This is an extension of the tidytuesday assignment you have already done. Complete the questions below, using the screencast you chose for the tidytuesday assigment.
library(tidyverse)
library(schrute)
theme_set(theme_light())
office_transcripts <- as_tibble(theoffice) %>%
mutate(season = as.integer(season),
episode = as.integer(episode)) %>%
mutate(character = str_remove_all(character, '"')) %>%
mutate(name = str_to_lower(str_remove_all(episode_name, "\\.| \\(Part.*")))
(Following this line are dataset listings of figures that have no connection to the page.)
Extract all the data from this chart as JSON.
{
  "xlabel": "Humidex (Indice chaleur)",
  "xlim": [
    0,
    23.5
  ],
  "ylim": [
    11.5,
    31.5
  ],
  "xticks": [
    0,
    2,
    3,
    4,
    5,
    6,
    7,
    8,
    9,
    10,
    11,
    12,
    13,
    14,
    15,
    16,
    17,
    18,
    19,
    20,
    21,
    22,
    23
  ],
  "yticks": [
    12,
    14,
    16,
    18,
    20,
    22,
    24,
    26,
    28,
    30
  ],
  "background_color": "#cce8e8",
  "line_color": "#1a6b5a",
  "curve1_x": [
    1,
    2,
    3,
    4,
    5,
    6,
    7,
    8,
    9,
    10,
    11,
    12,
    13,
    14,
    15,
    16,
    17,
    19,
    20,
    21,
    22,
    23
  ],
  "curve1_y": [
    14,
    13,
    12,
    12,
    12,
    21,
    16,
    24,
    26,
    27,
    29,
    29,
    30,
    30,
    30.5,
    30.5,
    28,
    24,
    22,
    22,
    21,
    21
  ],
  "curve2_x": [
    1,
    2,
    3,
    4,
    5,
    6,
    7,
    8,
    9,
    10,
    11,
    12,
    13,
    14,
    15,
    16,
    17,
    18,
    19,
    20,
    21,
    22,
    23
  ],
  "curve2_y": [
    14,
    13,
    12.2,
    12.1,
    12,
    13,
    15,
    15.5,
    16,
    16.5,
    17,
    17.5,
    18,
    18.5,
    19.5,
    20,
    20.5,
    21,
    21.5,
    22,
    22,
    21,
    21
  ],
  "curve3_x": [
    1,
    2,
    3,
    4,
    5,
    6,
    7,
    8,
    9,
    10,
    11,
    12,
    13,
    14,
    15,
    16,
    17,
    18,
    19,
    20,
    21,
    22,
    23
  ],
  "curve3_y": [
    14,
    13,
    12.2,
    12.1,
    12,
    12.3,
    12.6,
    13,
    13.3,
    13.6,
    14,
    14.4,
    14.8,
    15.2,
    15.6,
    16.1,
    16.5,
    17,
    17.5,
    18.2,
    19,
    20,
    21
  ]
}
office_ratings <- readr::read_csv('https://raw.githubusercontent.com/rfordatascience/tidytuesday/master/data/2020/2020-03-17/office_ratings.csv') %>%
mutate(name = str_to_lower(str_remove_all(title, "\\.| \\(Part.*|\\: Part.*")))
the Data is ratings and scripts for The Office. The varriables are, ibm rating, the season the episode and characters lines.
Hint: One graph of your choice.
library(ggrepel)
office_ratings %>%
group_by(season) %>%
summarize(avg_rating = mean(imdb_rating)) %>%
ggplot(aes(season, avg_rating)) +
geom_line() +
scale_x_continuous(breaks = 1:9)
office_ratings %>%
mutate(title = fct_inorder(title),
episode_number = row_number()) %>%
ggplot(aes(episode_number, imdb_rating)) +
geom_line() +
geom_smooth() +
geom_point(aes(color = factor(season), size = total_votes)) +
geom_text(aes(label = title), check_overlap = TRUE, hjust = 1) +
expand_limits(x = -10) +
theme(panel.grid.major.x = element_blank(),
legend.position = "none") +
labs(x = "Episode number",
y = "IMDB Rating",
title = "Popularity of The Office episodes over time",
subtitle = "Color represents season, size represents # of ratings")
The story behind the graphed data is a display of the very funny sitcom called “The Office”. The data shows the ratings for the ratings and the scripts. It is broken up by diologue from characters and by season and episodes. it graphs the data by the rating, scripts, season and episode of which season of all the 188 episodes in total.